Login required to started new threads
Login required to post replies
Wonderful to see such a hardcore and talented ultra runner receiving coverage in the mainstream media.
As much as I love seeing extraordinary women whip the guys in long races or posting FKTs (and it clearly does happen on occasions), it's still lazy journalism to perpetuate the fallacy of elite women being better suited than their male counterparts to ultras.
First up, Courtney Dauwalter is an exceptional athlete. Courtney's 256 km/159 mile performance at Taipai 24 Hour last year was only a couple of miles adrift of Patrycja Bereznowska's 259 km world record set at the World Champs in Belfast in 2017.
Women's running world records are approximately 10% behind those of men, regardless of the distance, from 100 metres to 6 days. The only significant outlier is Tomoe Abe's 100km world record of 6:33 which is about 5% behind the men.
So why do women occasionally win ultras outright?
- Any athlete, female or male, with a PR of over 250 km for the 24 Hour will have won other ultras throughout their career, purely because even for male runners, that still indicates you're a pretty decent runner.

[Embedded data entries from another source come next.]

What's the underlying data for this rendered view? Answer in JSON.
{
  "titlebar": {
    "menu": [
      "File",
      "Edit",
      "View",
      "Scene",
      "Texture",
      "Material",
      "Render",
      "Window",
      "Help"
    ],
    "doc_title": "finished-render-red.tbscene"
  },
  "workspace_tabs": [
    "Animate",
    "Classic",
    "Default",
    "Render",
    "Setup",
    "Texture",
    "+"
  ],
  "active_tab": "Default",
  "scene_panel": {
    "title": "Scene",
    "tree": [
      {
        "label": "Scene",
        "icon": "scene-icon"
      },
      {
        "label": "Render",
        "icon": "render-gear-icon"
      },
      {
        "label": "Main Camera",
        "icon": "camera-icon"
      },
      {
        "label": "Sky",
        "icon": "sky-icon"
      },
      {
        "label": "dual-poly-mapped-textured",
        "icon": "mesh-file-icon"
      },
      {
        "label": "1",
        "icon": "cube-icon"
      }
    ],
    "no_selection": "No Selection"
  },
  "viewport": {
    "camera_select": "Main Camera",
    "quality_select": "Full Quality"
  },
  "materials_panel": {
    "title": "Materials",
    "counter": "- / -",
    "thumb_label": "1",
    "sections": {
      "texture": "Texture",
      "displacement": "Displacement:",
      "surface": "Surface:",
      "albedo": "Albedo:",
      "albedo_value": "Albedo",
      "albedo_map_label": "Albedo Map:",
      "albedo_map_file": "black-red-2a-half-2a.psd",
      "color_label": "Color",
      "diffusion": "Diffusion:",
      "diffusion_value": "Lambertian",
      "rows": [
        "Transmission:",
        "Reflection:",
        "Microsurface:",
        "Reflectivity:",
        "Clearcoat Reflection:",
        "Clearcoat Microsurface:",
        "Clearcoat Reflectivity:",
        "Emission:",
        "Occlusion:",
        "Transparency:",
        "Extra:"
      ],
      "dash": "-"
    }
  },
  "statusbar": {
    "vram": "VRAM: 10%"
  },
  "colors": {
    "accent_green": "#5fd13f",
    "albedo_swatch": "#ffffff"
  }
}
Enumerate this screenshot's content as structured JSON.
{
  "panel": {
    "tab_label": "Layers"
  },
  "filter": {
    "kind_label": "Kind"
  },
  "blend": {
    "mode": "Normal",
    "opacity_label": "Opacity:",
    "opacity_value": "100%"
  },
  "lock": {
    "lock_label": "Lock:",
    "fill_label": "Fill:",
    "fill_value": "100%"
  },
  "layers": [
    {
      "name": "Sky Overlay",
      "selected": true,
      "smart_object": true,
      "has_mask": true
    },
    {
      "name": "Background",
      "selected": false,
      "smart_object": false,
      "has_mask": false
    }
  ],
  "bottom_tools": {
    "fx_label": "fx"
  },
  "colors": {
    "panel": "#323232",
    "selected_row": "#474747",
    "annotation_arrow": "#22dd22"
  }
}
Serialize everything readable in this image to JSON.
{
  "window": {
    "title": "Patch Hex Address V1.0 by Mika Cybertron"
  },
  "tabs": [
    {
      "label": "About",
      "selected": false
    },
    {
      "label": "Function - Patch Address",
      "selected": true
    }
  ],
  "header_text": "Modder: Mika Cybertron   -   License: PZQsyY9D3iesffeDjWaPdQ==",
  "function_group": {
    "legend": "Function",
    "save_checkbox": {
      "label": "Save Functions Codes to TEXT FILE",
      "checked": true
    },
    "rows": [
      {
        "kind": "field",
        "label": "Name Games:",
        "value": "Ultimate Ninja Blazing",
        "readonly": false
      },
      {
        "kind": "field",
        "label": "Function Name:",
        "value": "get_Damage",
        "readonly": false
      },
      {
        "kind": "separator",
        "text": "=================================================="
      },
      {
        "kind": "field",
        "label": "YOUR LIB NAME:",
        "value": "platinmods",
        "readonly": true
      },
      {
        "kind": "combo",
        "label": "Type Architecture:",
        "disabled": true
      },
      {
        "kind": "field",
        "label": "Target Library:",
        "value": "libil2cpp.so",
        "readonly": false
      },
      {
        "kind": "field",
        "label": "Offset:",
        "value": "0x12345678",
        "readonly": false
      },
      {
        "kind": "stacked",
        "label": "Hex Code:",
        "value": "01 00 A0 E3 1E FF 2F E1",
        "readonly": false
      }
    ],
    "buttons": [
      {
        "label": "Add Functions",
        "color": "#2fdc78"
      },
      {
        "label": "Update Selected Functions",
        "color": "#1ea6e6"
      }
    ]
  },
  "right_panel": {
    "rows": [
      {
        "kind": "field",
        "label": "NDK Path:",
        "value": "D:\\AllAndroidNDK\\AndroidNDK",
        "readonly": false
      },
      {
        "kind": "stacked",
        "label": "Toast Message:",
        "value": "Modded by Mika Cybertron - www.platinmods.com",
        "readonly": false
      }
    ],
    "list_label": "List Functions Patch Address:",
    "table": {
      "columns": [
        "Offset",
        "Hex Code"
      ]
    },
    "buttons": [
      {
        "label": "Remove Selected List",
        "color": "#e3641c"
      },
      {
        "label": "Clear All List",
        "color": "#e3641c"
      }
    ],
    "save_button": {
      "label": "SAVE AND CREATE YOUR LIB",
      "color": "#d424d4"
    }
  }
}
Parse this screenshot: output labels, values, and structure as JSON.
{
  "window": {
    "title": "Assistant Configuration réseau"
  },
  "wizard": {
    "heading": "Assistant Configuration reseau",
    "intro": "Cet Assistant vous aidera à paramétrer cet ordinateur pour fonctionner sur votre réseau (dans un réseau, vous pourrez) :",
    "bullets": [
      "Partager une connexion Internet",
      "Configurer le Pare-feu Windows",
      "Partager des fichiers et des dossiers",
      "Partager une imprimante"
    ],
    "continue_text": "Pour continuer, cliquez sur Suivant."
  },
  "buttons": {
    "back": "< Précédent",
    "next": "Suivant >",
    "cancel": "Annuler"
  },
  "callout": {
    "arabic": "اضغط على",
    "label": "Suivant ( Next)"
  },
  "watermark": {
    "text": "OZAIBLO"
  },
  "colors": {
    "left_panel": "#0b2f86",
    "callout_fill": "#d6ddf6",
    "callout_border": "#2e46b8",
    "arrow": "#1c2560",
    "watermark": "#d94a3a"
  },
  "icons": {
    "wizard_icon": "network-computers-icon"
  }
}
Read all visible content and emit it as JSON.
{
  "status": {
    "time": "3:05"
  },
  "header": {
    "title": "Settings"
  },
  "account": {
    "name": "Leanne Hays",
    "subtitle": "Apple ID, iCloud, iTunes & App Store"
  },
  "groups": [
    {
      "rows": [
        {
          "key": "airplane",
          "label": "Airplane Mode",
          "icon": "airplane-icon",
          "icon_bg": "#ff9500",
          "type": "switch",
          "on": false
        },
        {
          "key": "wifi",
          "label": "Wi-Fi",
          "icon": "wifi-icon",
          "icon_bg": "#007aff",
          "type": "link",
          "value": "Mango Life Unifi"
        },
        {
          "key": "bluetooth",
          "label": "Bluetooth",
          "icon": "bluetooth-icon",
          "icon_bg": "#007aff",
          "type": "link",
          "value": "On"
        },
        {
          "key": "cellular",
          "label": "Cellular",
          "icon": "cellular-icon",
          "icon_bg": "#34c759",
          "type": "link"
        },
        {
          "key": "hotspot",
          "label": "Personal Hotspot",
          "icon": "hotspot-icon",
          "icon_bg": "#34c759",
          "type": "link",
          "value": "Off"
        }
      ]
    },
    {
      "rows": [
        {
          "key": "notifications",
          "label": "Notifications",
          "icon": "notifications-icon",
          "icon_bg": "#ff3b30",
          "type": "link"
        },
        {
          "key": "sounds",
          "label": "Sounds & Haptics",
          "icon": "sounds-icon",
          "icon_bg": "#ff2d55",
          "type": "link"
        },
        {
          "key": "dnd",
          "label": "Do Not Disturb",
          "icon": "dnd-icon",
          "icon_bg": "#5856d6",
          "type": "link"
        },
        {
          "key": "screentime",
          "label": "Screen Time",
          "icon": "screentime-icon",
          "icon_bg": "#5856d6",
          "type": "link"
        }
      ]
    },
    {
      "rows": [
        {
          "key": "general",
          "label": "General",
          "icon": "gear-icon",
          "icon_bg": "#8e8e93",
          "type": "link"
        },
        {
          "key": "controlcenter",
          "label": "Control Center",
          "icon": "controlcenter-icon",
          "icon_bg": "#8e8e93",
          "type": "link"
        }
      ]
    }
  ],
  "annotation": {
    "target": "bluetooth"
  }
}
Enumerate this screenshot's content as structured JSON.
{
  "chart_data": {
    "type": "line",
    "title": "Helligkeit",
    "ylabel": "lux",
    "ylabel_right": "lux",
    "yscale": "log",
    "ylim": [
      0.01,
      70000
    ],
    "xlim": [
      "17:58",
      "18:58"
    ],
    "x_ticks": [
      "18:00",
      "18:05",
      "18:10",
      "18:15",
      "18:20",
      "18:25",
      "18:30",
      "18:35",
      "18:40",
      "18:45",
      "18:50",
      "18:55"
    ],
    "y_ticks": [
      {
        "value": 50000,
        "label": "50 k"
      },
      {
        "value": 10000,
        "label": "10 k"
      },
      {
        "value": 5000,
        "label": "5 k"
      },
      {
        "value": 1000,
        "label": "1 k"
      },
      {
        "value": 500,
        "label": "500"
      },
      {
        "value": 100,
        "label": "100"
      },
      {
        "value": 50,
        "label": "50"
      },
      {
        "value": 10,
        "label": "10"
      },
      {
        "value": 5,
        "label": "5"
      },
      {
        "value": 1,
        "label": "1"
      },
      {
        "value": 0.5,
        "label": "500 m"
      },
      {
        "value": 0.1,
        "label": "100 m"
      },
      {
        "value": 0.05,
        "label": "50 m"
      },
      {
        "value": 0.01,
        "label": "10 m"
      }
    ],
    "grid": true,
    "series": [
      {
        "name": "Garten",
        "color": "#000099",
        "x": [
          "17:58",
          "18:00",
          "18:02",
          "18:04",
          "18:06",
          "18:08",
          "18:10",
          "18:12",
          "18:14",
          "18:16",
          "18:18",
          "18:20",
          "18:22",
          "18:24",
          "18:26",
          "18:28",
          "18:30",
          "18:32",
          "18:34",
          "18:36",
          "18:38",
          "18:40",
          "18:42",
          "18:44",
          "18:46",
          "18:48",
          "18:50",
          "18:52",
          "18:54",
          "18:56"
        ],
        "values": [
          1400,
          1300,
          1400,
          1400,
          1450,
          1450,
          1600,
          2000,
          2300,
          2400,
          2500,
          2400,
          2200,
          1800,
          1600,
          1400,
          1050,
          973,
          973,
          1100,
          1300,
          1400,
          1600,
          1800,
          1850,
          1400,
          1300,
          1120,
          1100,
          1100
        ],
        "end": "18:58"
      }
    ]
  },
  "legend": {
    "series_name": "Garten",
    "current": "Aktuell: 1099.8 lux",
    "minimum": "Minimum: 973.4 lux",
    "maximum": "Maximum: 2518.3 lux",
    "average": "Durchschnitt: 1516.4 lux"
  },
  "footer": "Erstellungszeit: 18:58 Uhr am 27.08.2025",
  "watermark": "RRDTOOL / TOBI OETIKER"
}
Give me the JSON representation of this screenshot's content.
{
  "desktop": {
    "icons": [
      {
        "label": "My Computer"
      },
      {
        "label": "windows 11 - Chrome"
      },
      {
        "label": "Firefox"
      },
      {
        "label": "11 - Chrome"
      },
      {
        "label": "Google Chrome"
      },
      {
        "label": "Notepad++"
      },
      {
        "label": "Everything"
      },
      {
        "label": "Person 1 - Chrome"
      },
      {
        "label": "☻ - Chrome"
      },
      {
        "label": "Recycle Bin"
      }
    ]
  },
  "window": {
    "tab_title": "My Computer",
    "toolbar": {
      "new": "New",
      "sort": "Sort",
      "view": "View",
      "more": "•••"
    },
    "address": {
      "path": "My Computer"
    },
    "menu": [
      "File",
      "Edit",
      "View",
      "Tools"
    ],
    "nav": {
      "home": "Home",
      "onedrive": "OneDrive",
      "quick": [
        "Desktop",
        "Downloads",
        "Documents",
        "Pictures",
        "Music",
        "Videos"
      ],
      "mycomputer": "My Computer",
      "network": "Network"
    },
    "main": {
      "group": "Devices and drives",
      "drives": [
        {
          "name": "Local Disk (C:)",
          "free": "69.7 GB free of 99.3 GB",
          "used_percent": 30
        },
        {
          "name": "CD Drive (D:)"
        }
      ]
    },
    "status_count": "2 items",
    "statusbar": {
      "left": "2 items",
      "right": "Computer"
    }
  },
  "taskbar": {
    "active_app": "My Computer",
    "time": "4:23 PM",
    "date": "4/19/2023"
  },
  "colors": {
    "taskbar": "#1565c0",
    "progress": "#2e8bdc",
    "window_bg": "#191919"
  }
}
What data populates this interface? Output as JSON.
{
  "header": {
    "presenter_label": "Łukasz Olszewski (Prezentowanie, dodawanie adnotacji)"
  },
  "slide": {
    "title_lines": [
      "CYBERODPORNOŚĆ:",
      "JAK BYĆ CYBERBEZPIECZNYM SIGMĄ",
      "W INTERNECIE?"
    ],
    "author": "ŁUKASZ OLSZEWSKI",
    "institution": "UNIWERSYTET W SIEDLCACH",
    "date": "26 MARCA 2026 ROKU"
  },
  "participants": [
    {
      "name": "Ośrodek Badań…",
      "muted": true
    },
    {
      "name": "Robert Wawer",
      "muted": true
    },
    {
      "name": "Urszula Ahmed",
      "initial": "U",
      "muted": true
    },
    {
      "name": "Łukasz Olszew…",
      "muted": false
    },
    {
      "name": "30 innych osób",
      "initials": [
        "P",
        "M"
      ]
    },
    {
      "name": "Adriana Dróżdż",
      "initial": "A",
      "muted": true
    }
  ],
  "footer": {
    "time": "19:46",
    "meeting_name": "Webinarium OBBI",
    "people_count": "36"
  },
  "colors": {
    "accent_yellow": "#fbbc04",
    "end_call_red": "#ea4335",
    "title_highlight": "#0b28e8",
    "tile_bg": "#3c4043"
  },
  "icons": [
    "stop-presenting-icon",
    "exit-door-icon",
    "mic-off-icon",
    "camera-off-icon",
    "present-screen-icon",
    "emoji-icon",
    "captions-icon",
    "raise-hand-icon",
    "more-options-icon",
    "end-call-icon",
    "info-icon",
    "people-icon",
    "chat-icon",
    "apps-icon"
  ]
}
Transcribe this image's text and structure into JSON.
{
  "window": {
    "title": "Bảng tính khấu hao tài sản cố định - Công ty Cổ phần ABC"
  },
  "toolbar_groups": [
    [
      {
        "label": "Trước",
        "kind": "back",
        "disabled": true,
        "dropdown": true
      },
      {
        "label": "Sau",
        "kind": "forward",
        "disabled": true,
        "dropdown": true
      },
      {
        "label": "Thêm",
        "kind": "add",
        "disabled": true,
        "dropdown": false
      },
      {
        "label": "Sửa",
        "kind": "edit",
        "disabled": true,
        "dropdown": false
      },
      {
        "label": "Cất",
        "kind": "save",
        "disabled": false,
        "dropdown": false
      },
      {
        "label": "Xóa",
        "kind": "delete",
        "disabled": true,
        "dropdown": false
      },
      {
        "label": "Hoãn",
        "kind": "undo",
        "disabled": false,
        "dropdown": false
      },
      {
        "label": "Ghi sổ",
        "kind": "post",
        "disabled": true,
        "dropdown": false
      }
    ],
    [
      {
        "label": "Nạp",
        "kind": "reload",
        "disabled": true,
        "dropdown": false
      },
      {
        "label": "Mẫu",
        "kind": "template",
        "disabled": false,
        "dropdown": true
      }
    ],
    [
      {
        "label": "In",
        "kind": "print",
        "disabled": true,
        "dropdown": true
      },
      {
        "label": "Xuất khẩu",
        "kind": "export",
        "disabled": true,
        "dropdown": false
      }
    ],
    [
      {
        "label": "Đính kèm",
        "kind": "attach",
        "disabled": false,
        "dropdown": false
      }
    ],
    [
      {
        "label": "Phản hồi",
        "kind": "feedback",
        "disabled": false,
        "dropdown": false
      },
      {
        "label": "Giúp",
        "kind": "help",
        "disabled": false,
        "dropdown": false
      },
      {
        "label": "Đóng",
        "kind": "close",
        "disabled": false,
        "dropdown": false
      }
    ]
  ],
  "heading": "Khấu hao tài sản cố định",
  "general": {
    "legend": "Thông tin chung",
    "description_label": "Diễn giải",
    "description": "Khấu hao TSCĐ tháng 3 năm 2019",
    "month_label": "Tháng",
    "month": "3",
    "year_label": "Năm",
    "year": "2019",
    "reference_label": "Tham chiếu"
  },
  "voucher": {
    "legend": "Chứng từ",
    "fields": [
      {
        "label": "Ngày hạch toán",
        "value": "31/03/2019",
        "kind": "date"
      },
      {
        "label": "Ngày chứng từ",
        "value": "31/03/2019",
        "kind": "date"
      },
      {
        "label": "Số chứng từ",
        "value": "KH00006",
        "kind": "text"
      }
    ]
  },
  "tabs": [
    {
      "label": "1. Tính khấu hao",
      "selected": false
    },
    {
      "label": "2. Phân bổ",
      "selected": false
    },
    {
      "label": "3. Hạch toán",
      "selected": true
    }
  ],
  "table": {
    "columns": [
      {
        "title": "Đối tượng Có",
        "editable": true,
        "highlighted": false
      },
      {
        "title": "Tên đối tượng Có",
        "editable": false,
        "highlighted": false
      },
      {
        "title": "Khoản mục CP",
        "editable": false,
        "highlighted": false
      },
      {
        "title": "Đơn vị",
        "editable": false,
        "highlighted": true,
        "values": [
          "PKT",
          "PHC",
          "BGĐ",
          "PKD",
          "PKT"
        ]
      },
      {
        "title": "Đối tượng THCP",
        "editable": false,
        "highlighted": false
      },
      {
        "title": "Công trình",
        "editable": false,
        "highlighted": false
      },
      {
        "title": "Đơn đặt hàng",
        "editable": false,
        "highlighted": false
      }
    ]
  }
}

- Ultra fields are sometimes lack relative depth among elite runners, giving opportunity to elite women to earn an outright win.
- Long ultras (over 100 miles) are difficult races to execute perfectly even with loads of experience and ideal training. Their duration, difficulty and adverse weather conditions are more likely to result major time losses, relegating some elite men behind an elite woman executing a near ideal race. This is not a factor in short distances. For example, several men capable of a 26 minute 10km aren't going to lose 3 minutes and finish behind the first woman no matter how badly the race plays out. If things go pear-shaped at 60 miles in a long ultra, a runner will lose many hours and with no option of just cruising to the finish line.
So how do Courtney's performances compare to the top men in her most competitive races?
- 2018 Ultra Trail Mount Fuji, 105 miles (1077 finishers): 1st woman in 23:57 (16th place overall, 1st male 19:21)
- 2018 Western States 100 Mile (299 finishers): 1st woman in 17:27 (12th place overall, 1st male 14:30)
- Courtney's 24 Hour PR: 256 km/159 miles, compared to Yiannis Kouros' WR: 303 km/188 miles.
We should celebrate female athletes such as Courtney and their performances for who they are and what they have achieved; truly remarkable athletes delivering world class performances, deserving of recognition in their own right.
It's not about the women "catching up" to the men. It's not happening and it's irrelevant.